Pour sa défense, il avançait que le salarié qui relate des faits de harcèlement moral ne peut être licencié pour ce motif, sauf mauvaise foi, laquelle ne peut résulter de la seule circonstance que les faits dénoncés ne sont pas établis.
Or, la cour d'appel avait rejeté sa demande tendant à voir juger que son licenciement était nul aux motifs que les faits relatés dans son courriel n'étaient pas établis et « qu'en reprochant à son employeur des propos insultants qu'il n'était pas en mesure de justifier et en les diffusant dans la société, il aurait émis des critiques excédant l'exercice normal de la liberté d'expression et aurait commis une faute ».
Le salarié avait expressément fait valoir dans ses conclusions que son licenciement était nul car intervenu pour avoir relaté (dans son mail) des agissements de harcèlement moral.
En l’occurrence, le salarié soutenait que le courriel s'inscrivait dans le cadre de l'exercice de son droit d'expression et d'alerte compte-tenu des atteintes aux droits et à la dignité qu'il subissait et des fonctions dont sont investis les délégués du personnel, en se prévalant des dispositions garantissant le droit d'expression, la prohibition du harcèlement, le droit d'alerte et les missions des délégués du personnel.
De plus, le salarié s'était prévalu de son état de santé et du comportement discriminatoire de son employeur.
Quid juris : le salarié devait-il démontrer que son employeur avait apporté à ses droits et libertés individuelles des restrictions non justifiées par la nature de la tâche à accomplir ni proportionnées au but recherché ?
Les juges du fond avaient constaté que la lettre de licenciement reprochait au salarié, non pas une dénonciation par lui d'agissements de harcèlement moral, mais d'avoir adressé au président directeur général de la société et diffusé à l'ensemble du service des ressources humaines et aux délégués du personnel un courriel excédant un exercice normal de la liberté d'expression, d'avoir porté à son encontre des accusations de racisme et manifesté à plusieurs reprises son intention de refuser les missions de validation.
Après appréciation souveraine des éléments de fait et de preuve qui lui étaient soumis, la Cour d’appel de Paris a retenu que le licenciement du salarié était justifié par les propos insultants prêtés au dirigeant et relatés par le salarié dans le courriel diffusé dans l'entreprise.

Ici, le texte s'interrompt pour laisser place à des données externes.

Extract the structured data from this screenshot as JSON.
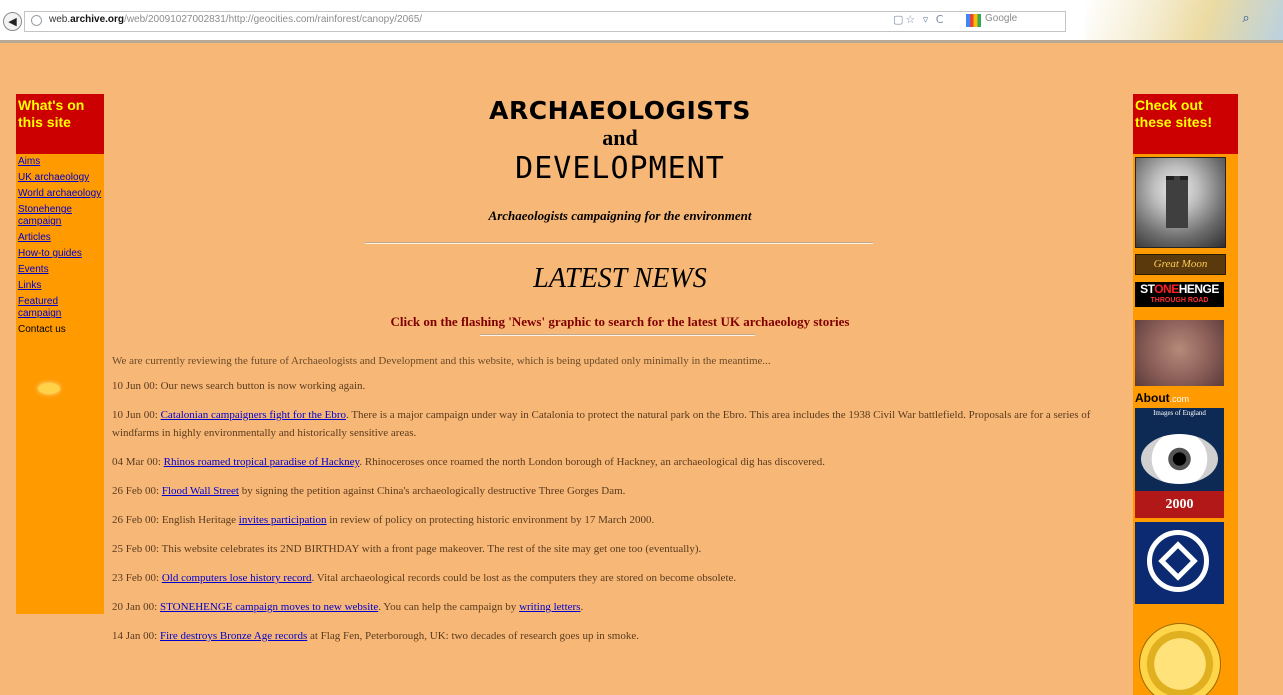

Quid juris : lorsque l'employeur fonde le licenciement sur une faute grave la charge de la preuve doit-elle lui incomber exclusivement ?

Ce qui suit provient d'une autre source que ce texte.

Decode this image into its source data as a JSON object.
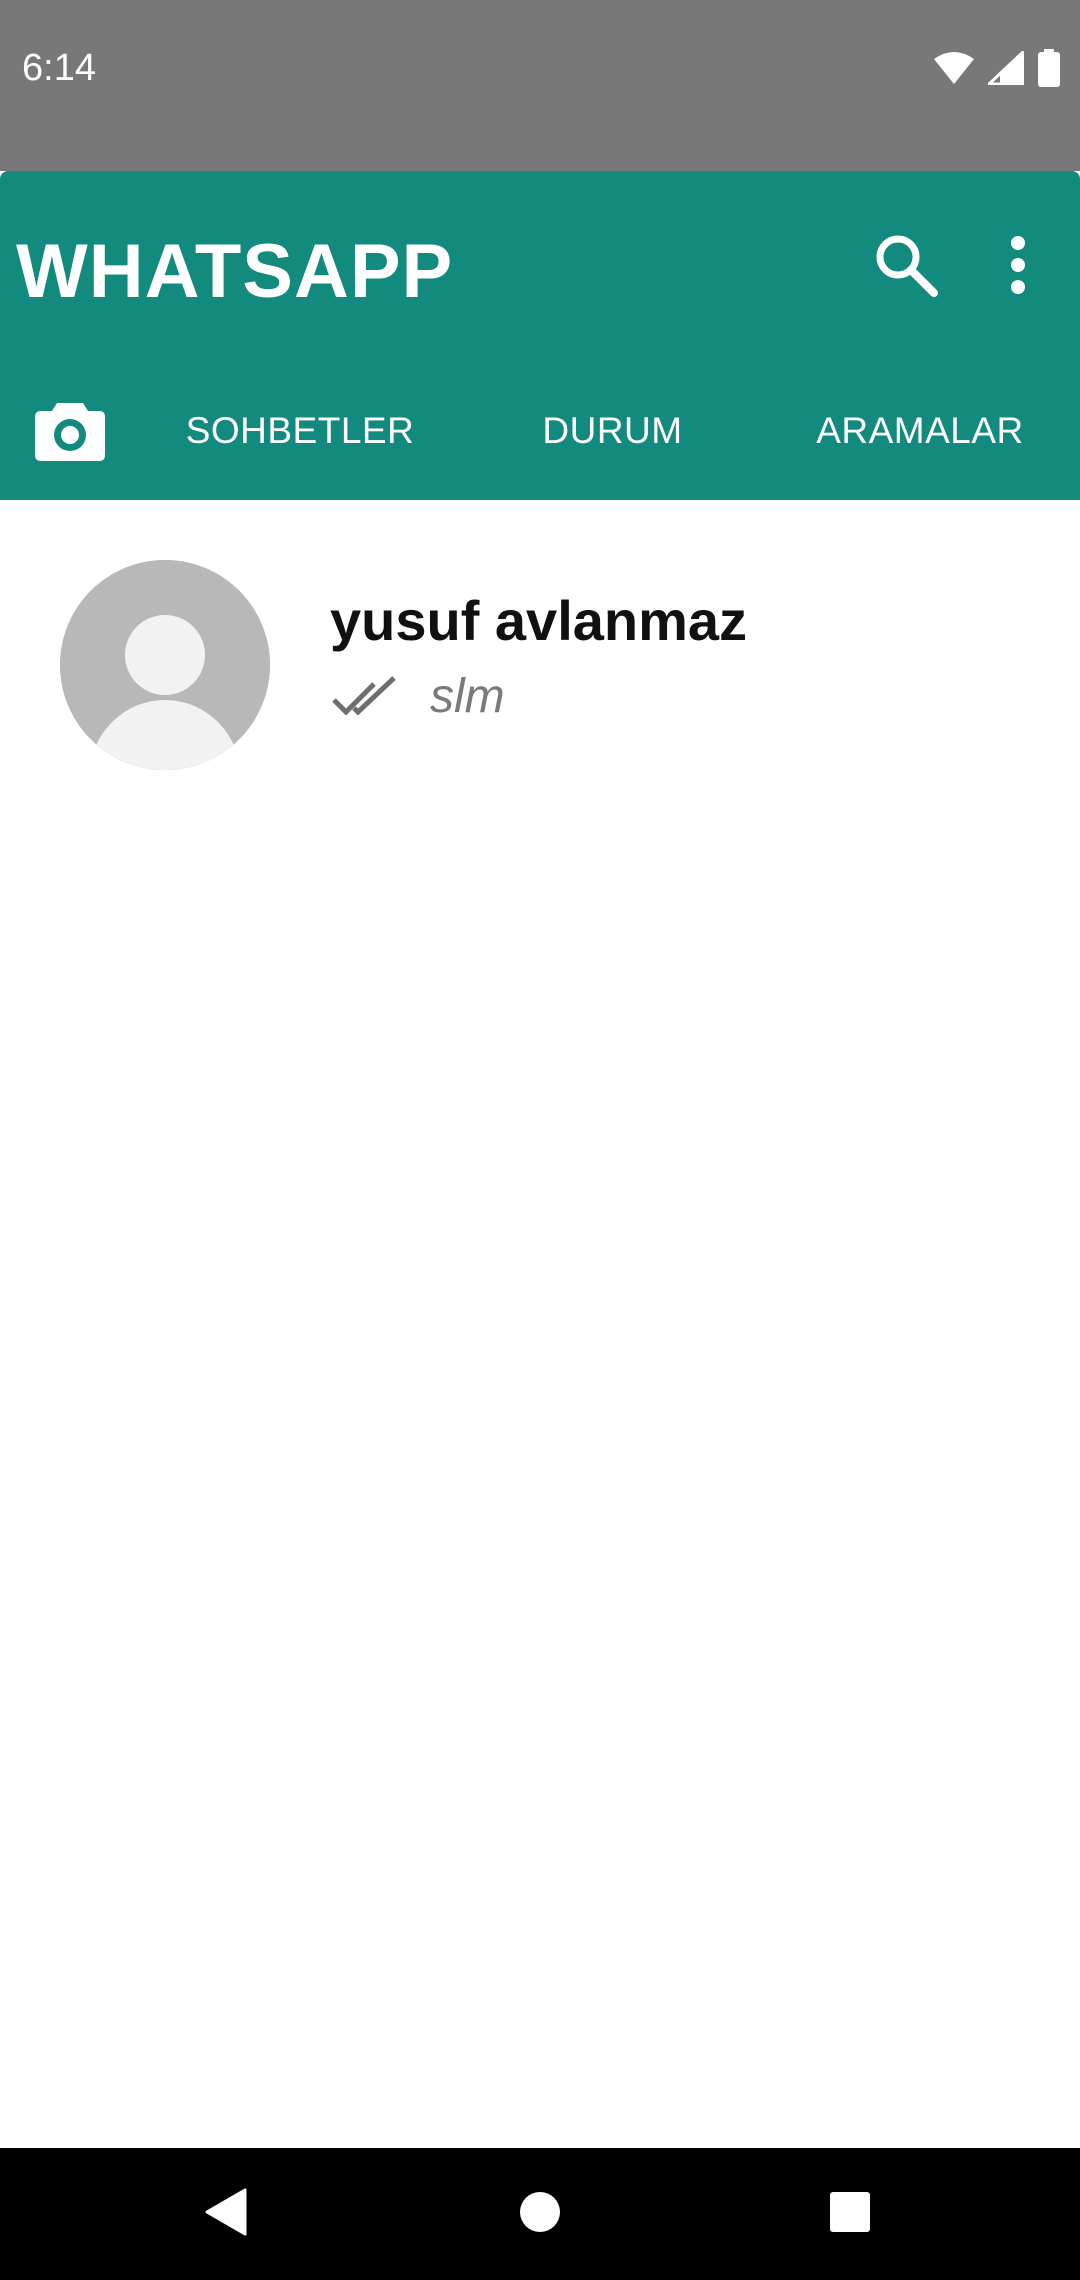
{
  "status_bar": {
    "time": "6:14",
    "icons": [
      "wifi-icon",
      "cell-signal-icon",
      "battery-icon"
    ]
  },
  "app_bar": {
    "title": "WHATSAPP",
    "actions": [
      "search-icon",
      "more-vert-icon"
    ],
    "color": "#138a7e"
  },
  "tabs": {
    "camera_icon": "camera-icon",
    "items": [
      {
        "label": "SOHBETLER"
      },
      {
        "label": "DURUM"
      },
      {
        "label": "ARAMALAR"
      }
    ]
  },
  "chats": [
    {
      "name": "yusuf avlanmaz",
      "last_message": "slm",
      "status_icon": "double-check-icon",
      "avatar": "default-avatar-icon"
    }
  ],
  "nav_bar": {
    "buttons": [
      "back-icon",
      "home-icon",
      "recents-icon"
    ]
  }
}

En l’espèce, la cour d'appel avait considéré que le salarié avait commis une faute dans la mesure où il avait reproché à l'employeur des propos insultants qu'il n'était pas en mesure de justifier. La Haute Cour n’a pas suivi ce raisonnement et a rappelé que comme le licenciement avait été prononcé pour faute grave le salarié n'avait rien à démontrer.
Par principe, les salariés jouissent, dans l'entreprise et en dehors de celle-ci, de leur liberté d'expression à laquelle seules des restrictions justifiées par la nature de la tâche à accomplir et proportionnées au but recherché peuvent être apportées.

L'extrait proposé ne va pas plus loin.